Below are common scenarios and what to enter.
- Indoor non-potable (toilets + laundry): demand is relatively steady year-round. Use a fairly flat monthly demand list.
- Outdoor irrigation: demand is seasonal. Increase summer demand values and reduce winter values to reflect actual watering schedules.
- Whole-house supply: demand is higher and reliability expectations are stricter. Run a dry-year rainfall case and consider increasing storage.
- Backup/emergency supply: set demand to the minimum you must maintain, then check minimum storage and shortfall under drought.
How to sanity-check your inputs before trusting the output
A quick “back of the envelope” check helps confirm you entered reasonable values. For example, if your annual rainfall is about 36 inches and your roof is 2,400 ft²,
the gross annual capture at 100% efficiency is roughly 36 × 2,400 × 0.623 ≈ 53,800 gallons.

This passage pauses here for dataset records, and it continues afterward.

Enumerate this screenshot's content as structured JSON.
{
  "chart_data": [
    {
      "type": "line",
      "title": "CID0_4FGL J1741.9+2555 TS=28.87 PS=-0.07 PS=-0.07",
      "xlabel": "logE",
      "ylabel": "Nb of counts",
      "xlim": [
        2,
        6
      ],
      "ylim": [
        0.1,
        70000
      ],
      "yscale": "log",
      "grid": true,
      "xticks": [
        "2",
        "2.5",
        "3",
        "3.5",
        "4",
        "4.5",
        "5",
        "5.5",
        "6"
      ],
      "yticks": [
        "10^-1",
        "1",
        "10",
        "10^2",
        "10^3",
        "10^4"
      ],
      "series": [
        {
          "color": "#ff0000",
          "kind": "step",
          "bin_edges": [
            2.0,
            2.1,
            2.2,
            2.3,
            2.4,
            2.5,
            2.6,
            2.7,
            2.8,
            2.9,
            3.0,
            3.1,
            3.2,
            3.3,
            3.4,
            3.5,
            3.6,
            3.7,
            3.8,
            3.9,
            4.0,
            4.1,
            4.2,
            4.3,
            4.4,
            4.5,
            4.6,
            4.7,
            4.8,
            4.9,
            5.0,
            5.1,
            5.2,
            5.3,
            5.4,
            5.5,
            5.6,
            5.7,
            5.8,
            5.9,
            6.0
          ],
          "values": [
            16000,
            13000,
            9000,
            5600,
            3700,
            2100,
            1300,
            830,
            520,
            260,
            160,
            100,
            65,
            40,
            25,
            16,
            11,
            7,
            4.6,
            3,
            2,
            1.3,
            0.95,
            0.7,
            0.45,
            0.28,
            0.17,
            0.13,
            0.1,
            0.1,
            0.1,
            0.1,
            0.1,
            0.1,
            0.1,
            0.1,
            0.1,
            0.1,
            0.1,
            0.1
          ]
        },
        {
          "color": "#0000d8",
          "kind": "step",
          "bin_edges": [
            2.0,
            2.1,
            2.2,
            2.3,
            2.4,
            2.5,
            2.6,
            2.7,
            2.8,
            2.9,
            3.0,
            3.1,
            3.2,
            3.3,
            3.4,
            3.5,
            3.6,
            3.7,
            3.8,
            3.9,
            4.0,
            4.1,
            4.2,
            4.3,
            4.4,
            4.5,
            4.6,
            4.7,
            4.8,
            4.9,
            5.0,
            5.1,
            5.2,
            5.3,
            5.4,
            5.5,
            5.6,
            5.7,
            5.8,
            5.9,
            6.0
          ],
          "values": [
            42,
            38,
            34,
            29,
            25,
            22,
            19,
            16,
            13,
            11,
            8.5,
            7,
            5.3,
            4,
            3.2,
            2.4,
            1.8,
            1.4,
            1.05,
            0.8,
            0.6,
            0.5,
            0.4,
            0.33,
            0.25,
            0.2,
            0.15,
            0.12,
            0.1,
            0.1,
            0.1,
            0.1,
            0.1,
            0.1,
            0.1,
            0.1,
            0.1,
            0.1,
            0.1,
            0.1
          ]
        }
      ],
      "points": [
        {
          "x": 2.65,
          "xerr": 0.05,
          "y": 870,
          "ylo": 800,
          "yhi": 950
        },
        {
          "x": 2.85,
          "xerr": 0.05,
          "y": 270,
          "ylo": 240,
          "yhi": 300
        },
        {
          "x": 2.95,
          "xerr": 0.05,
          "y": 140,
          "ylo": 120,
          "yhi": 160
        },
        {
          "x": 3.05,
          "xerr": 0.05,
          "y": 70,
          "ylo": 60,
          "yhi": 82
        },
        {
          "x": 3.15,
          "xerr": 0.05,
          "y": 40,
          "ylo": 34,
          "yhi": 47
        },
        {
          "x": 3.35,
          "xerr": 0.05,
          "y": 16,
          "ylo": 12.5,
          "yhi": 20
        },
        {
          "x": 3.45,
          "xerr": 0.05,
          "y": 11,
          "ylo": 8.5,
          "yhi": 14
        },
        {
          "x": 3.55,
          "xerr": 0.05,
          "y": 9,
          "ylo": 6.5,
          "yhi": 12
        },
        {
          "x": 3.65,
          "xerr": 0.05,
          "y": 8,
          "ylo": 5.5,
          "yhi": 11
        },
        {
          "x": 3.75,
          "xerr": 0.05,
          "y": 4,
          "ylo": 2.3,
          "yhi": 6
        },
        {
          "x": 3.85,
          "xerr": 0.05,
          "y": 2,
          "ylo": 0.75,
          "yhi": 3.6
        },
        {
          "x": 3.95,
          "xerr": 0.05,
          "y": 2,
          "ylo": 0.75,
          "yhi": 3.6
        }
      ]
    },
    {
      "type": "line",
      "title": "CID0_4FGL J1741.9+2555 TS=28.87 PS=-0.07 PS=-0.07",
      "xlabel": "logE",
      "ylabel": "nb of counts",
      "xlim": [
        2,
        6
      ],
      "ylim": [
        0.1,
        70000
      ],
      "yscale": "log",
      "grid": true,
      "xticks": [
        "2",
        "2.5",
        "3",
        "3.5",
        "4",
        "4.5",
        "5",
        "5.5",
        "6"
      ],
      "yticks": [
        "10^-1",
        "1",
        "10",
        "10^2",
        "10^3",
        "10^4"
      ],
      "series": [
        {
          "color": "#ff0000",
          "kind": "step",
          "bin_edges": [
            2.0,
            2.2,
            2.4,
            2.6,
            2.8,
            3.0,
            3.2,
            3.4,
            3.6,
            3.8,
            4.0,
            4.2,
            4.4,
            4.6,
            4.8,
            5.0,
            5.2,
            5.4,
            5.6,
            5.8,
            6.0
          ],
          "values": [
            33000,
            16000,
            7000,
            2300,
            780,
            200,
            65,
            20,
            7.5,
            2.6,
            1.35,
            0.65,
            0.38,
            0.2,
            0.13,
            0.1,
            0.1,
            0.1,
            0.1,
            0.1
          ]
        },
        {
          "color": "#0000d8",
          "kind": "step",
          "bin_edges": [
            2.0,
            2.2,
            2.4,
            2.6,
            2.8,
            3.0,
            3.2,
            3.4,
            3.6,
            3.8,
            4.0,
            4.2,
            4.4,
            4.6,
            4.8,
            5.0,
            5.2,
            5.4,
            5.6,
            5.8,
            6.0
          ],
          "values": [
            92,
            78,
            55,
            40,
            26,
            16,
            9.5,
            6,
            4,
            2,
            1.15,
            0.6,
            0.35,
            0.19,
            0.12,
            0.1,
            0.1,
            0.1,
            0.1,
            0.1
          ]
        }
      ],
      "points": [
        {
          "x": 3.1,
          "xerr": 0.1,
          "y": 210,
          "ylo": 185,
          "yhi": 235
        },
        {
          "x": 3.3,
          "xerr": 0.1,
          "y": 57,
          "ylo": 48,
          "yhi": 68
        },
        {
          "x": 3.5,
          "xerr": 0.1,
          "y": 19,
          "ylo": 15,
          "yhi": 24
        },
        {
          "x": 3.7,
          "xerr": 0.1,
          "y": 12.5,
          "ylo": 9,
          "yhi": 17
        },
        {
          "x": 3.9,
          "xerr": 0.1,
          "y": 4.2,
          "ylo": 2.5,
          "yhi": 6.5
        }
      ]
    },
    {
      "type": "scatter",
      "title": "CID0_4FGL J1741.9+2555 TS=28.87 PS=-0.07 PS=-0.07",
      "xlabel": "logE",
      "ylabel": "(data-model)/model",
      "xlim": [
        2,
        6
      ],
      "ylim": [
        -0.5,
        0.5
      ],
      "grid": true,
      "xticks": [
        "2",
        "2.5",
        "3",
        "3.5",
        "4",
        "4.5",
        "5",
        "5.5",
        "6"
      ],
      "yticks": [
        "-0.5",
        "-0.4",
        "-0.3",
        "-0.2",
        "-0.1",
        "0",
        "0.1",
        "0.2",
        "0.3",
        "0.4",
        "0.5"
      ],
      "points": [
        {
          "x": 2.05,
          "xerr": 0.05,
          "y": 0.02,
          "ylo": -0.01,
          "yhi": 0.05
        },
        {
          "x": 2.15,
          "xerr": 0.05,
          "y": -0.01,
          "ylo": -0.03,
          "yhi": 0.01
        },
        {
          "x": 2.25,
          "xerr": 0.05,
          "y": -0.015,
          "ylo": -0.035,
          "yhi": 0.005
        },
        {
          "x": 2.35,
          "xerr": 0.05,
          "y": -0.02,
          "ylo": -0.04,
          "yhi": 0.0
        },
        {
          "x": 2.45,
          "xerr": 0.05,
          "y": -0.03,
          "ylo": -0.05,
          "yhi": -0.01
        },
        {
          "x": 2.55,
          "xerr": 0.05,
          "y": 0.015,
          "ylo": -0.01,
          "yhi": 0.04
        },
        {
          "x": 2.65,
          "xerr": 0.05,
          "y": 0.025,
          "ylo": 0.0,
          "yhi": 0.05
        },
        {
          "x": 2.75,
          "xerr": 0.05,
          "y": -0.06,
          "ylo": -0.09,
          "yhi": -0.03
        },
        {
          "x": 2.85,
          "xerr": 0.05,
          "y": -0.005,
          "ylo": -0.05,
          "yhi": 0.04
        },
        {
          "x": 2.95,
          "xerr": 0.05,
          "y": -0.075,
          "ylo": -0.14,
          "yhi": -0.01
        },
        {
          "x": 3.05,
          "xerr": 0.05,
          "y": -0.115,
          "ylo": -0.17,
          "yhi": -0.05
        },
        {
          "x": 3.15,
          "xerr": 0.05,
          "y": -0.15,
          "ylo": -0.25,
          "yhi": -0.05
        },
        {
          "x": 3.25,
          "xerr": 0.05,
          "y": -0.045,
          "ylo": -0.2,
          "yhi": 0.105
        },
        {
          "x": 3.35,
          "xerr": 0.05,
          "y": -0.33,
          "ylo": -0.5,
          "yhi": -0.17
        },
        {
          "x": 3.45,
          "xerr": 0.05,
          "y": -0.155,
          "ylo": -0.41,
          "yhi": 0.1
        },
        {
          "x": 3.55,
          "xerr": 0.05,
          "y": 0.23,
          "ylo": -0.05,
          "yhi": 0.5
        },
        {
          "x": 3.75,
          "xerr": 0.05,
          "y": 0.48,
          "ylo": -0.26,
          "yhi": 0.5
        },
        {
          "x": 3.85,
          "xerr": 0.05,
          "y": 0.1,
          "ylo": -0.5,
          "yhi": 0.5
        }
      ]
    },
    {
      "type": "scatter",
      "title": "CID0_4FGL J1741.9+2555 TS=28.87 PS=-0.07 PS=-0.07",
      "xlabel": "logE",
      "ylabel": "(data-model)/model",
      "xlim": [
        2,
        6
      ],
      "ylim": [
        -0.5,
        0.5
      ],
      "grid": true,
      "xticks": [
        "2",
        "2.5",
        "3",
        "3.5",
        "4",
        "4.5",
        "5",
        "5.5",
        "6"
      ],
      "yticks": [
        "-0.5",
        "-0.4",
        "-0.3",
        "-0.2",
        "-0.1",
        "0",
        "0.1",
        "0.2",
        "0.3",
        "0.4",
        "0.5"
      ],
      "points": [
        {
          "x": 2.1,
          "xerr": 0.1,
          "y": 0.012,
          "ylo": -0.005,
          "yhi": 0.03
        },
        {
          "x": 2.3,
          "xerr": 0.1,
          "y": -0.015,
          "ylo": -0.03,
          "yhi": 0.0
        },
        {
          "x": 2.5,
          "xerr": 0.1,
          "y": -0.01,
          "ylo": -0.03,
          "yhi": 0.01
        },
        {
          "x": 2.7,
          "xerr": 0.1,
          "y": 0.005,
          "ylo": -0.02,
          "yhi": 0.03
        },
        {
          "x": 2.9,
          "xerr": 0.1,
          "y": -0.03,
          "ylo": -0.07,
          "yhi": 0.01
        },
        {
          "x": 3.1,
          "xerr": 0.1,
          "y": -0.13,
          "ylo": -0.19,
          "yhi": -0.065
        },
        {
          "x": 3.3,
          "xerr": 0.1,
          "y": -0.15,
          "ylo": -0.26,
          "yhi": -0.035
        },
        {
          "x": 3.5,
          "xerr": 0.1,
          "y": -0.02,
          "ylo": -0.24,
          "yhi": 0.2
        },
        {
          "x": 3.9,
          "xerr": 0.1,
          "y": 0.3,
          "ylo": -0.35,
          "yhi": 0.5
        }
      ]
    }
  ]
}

At 85% efficiency that becomes about 45,700 gallons before first-flush losses.
If your monthly demand totals 60,000 gallons, the system will not meet that demand without supplemental water.
If your demand totals 20,000 gallons, the system may be reliable even with a modest tank.
Also check the event assumptions. If you enter 15 gallons per event and 7 events in a month, that is 105 gallons of first flush.
In a month with only 2 inches of rain, first flush can be a meaningful fraction of capture, especially for small roofs.
If your first-flush device is smaller (or you only divert first flush after long dry periods), consider lowering the value.
What to do with overflow (designing for beneficial use)
Overflow is not necessarily “bad.” It can indicate that your tank is doing its job and that your roof produces more water than you can store.
If overflow is large, you have options: increase storage, increase demand (for example, add irrigation during wet months), or route overflow to a rain garden, swale, or infiltration trench.
In many climates, capturing the last few thousand gallons of overflow requires disproportionately large tanks, so it can be more cost-effective to manage overflow on-site.
About the drought buffer input
The form includes a drought buffer in days of demand because many real systems reserve water for a minimum service level.
The current simulation displays the input for planning but does not enforce it as a constraint.
If you want to approximate a buffer, you can reduce your effective tank capacity by reserving a portion of storage (for example, treat a 5,000-gallon tank as 4,000 gallons usable)
or reduce the safe-yield target until the minimum end-of-month storage stays above your desired reserve.